Cotton (Gossypium hirsutum L.) is a woody perennial tree species typically cultivated as an annual row crop. As such, cotton offers a unique opportunity to exploit the hydraulic knowledge of perennials to investigate the effects of differential acclimating behaviors on the productivity of fast-growing annuals. Cotton is also a critical fiber crop impacted by climate change and reduced water supply. Through the novel integration of biophysical modeling and -omics data presented here, our goal is to identify the genetic mechanisms controlling plant water dynamics in cotton while simultaneously developing a BPM capable of making predictions about future plant performance under water deficit conditions across genotypes. To accomplish this goal we propose the following aims: Aim 1: Characterize temporal transcriptome-phenome associations for a cotton calibration panel to identify key biophysical linkages affecting water dynamics under limiting conditions to instruct BPM improvements. 1A: Determine the phenotypic and transcriptomic responses to water limitation in cotton using fine-resolution spatiotemporal analyses under controlled conditions. 1B: Examine the phenotypic and transcriptomic responses to water limitation in a contrasting subset of the calibration panel under field conditions.

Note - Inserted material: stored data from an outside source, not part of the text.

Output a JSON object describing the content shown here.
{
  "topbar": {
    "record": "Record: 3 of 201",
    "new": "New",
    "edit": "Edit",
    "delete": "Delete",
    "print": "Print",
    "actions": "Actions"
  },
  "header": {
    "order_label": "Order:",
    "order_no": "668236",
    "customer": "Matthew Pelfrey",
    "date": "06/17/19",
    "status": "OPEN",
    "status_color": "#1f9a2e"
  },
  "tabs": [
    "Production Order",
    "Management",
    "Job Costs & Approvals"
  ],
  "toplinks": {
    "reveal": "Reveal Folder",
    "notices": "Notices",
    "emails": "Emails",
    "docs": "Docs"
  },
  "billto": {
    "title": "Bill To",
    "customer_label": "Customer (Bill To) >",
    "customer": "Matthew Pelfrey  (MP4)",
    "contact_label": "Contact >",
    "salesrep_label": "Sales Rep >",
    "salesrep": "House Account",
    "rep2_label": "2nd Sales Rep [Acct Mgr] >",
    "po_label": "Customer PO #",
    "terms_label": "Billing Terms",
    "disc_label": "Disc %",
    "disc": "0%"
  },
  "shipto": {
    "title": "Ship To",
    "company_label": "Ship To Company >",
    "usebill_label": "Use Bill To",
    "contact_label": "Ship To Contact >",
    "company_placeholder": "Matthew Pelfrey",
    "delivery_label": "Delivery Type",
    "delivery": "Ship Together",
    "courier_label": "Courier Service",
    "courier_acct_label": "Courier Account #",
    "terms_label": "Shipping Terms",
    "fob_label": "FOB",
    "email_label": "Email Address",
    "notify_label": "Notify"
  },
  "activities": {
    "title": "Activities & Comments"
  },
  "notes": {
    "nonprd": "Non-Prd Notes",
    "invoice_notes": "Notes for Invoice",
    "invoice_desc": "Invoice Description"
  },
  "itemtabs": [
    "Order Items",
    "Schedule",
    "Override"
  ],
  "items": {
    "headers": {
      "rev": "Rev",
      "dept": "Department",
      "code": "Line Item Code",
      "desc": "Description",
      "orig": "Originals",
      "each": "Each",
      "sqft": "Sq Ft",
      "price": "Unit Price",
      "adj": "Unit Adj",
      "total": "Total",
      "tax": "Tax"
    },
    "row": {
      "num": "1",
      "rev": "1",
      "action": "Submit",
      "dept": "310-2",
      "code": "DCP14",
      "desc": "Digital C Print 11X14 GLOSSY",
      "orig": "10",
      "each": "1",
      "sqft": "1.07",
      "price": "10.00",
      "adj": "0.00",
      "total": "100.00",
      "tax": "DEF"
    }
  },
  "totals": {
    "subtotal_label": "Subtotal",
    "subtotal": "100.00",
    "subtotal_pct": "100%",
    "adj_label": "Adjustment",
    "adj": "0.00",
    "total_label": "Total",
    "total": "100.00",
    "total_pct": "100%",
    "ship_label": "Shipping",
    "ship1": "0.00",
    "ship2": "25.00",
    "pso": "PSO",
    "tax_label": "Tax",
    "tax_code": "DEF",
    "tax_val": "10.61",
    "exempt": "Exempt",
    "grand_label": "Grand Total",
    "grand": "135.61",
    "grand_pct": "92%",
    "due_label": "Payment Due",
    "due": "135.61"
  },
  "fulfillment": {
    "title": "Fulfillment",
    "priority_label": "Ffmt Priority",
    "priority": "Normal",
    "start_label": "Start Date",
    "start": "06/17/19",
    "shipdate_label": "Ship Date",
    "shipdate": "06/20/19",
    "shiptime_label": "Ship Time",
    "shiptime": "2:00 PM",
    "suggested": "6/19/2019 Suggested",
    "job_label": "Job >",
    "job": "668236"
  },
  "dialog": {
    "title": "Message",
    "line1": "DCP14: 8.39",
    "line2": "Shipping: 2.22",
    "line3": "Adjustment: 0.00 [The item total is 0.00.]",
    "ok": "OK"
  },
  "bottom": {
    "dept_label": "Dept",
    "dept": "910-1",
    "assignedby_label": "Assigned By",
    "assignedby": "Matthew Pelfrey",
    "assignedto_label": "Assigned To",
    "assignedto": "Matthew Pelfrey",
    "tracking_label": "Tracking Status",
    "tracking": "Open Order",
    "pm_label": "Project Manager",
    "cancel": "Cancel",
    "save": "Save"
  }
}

Aim 2: Adapt TREES to simulate genotype-specific acclimation responses to water limitation in cotton and develop a novel approach for genotype-specific parameter estimation via model inversion. 2A: Modify TREES to capture genotypic variation in cotton growth under water limitation by leveraging data collected in Aim 1. 2B: Validate the cotton-adapted BPM using drought trials in an untested environment. 2C: Estimate genotype-specific model parameters using model inversion and phenomic data. Aim 3: Reveal the genetic basis of drought resistance in cotton, leveraging traditional and innovative model-derived phenotypes associated with stress-adaptive traits. 3A: Utilize field-based, high-throughput phenotyping to measure key traits identified in Aim 2. 3B: Utilize extracted model parameters as novel, latent space phenotypes to map stress-adaptive traits.